1. М. В. Ломоносов первым ввел в русскую науку термин красноречие. До Ломоносова этот термин почти не употреблялся. Проследите, где и в каком значении употребил это слово Ломоносов. Чем красноречие отличается от риторики?

2. Что требуется для приобретения красноречия? Какими средствами можно приобрести красноречие?

3. Сопоставьте в учебниках Ломоносова и Михаила Усачева: а) определения риторики и красноречия; б) «вещи», которыми «улучается» (постигается) риторика у Михаила Усачева и «средства к приобретению красноречия» у Ломоносова. Как вы думаете, о чем может говорить совпадение в текстах?

4. Каким частям современной риторики соответствует замысел Ломоносова создать «три книги руководства»: риторику, ораторию и поэзию? Что из этого замысла успел осуществить Ломоносов?

5. Какие общие места или топы выделяет Ломоносов? Как можно воспользоваться этими общими местами при распространении разных идей? Покажите это на собственных примерах.

6. Как определяется термин страсть в риторическом учении М. В. Ломоносова? Найдите примеры в разных сочинениях и приведите обоснование различия терминов страсть – чувство – эмоция – аффект. Как оценивается слово страсть в религиозной этике?

7. Какие виды страстей выделяет Ломоносов? Сопоставьте его описание с описанием страстей во 2-й книге «Риторики» Аристотеля. Насколько эти описания соответствуют современной реальности и в чем устарели? Какие виды страстей (эмоций) можно добавить к ломоносовской классификации?

В. К. Тредиаковский
Слово о витийстве (1745)

Василий Кириллович Тредиаковский(1703–1769) родился в Астрахани в семье священника. В 1723 г. бежал в Москву, где поступил в Славяно-греко-латинскую академию. Через два года пускается в смелое путешествие за границу, оканчивает в Париже Сорбоннский университет. В 1730 г. Тредиаковский вернулся в Петербург, с 1732 г. служил переводчиком в Академии наук. К 1730 г. относится его перевод романа Поля Тальмана «Езда в остров Любви». Здесь же Тредиаковский приложил собрание стихов и переводов с французского. Книга имела шумный успех.

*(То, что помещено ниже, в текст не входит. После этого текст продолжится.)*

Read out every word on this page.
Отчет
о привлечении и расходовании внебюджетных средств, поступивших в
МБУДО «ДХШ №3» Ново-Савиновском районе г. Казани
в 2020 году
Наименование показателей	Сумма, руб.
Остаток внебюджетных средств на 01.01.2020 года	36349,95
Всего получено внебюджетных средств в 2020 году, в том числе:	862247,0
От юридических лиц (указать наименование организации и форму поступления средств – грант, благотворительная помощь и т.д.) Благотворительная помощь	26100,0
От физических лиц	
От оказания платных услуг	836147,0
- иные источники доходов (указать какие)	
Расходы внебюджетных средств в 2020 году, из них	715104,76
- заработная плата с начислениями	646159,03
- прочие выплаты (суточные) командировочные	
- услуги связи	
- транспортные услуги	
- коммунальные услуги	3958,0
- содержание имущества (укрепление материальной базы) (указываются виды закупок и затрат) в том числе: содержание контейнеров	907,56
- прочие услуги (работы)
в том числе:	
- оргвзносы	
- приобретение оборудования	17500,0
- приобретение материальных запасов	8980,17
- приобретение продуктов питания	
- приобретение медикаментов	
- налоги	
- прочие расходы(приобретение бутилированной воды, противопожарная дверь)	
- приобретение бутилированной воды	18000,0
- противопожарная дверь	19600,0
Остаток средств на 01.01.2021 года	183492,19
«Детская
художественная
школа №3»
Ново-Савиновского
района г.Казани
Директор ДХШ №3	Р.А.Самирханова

В начале 30-х годов Тредиаковский становится знаменит не только как автор популярных стихов («Ода торжественная о сдаче города Гданьска», 1734), но и как теоретик – в 1735 г. он написал «Рассуждение об оде вообще» и «Новый и краткий способ к сложению российских стихов» – программу преобразования силлабического стиха в силлабо‑тонический. Необыкновенный труженик Тредиаковский создал множество переводов («Аргенида» Барклая, «Похождения Телемака» Фенолона, изложенные гекзаметром, многотомные исторические сочинения Роллена).

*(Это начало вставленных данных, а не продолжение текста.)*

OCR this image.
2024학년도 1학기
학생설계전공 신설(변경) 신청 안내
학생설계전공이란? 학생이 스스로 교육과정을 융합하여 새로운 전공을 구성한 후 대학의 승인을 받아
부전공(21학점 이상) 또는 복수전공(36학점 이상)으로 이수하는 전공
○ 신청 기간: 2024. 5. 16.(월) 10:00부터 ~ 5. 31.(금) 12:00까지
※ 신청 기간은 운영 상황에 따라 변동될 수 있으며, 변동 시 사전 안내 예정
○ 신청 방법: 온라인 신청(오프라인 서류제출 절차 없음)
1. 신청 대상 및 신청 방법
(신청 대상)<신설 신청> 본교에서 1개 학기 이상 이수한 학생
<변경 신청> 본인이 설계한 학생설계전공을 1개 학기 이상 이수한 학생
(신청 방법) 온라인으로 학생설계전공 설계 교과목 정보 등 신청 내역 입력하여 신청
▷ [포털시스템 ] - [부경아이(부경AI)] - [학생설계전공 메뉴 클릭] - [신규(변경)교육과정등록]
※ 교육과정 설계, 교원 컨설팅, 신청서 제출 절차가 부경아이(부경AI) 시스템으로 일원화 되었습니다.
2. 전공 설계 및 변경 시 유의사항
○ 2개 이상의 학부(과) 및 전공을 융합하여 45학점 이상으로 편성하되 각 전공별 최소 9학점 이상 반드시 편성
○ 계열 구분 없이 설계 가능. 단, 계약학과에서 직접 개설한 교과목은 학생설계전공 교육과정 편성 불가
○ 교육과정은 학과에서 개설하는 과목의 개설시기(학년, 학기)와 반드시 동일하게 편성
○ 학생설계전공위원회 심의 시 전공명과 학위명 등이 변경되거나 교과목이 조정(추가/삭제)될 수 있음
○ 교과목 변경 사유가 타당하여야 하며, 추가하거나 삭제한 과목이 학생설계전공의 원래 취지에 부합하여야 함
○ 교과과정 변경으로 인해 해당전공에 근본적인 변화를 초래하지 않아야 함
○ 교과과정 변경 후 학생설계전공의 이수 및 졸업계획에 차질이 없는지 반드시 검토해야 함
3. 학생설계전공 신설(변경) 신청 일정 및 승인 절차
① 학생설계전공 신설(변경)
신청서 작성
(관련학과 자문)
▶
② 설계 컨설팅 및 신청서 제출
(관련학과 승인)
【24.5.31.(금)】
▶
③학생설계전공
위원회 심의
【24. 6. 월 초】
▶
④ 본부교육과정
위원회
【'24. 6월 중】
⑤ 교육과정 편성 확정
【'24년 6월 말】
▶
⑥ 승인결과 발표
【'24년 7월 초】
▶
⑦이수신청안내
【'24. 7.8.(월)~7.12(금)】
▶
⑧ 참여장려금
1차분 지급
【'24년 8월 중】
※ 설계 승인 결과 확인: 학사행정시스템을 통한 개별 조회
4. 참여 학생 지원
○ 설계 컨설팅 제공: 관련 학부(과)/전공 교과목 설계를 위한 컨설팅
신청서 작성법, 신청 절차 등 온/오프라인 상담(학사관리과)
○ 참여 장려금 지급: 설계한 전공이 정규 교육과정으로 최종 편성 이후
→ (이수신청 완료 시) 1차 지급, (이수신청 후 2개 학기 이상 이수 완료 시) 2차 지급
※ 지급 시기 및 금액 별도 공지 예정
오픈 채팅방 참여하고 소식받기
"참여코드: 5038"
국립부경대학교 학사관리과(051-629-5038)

«Слово о витийстве», произнесенное в Императорской Академии наук в 1745 г. (год получения звания профессора), показывает, какой была прозаическая программа Тредиаковского. Красноречие, витийство, элоквенция – «царствующая» наука, ибо все другие науки и художества «токмо чрез элоквенцию говорят». Традиционны для русской филологической традиции мысли Тредиаковского о «премудрости» истинного красноречия, значении витийства для счастия гражданских обществ; понятая как широкое использование языка «вся вообще филология… есть токмо что элоквенция». Программными оказались мысли о сравнении языков и необходимости переводов на русский язык (оставшаяся вне публикации часть 2-я), о мере в украшении слов (часть 3-я). Не исключено, что «Слово о витийстве» написано как полемический ответ М. В. Ломоносову, чье первое руководство к этому времени обсуждалось в Академии (1743). Любопытно, что Тредиаковский как бы выполнил рекомендацию Миллера, данную Ломоносову: написать руководство «на латинском языке, приложив русский перевод».

При ученой увлеченности Тредиаковского его отчасти напыщенный и тяжелый слог довольно скоро, видимо, сделал его сочинение устаревшим и маловлиятельным. Нескончаемый и не всегда ясный в согласованиях период делал изложение неудобочитаемым, хотя не может не удивлять и современного читателя богатством синонимических рядов, необыкновенной образной украшенностью определений, но такой стиль, прямо напоминавший барочные описания риторики XVII в., был уже бесконечно устаревшим.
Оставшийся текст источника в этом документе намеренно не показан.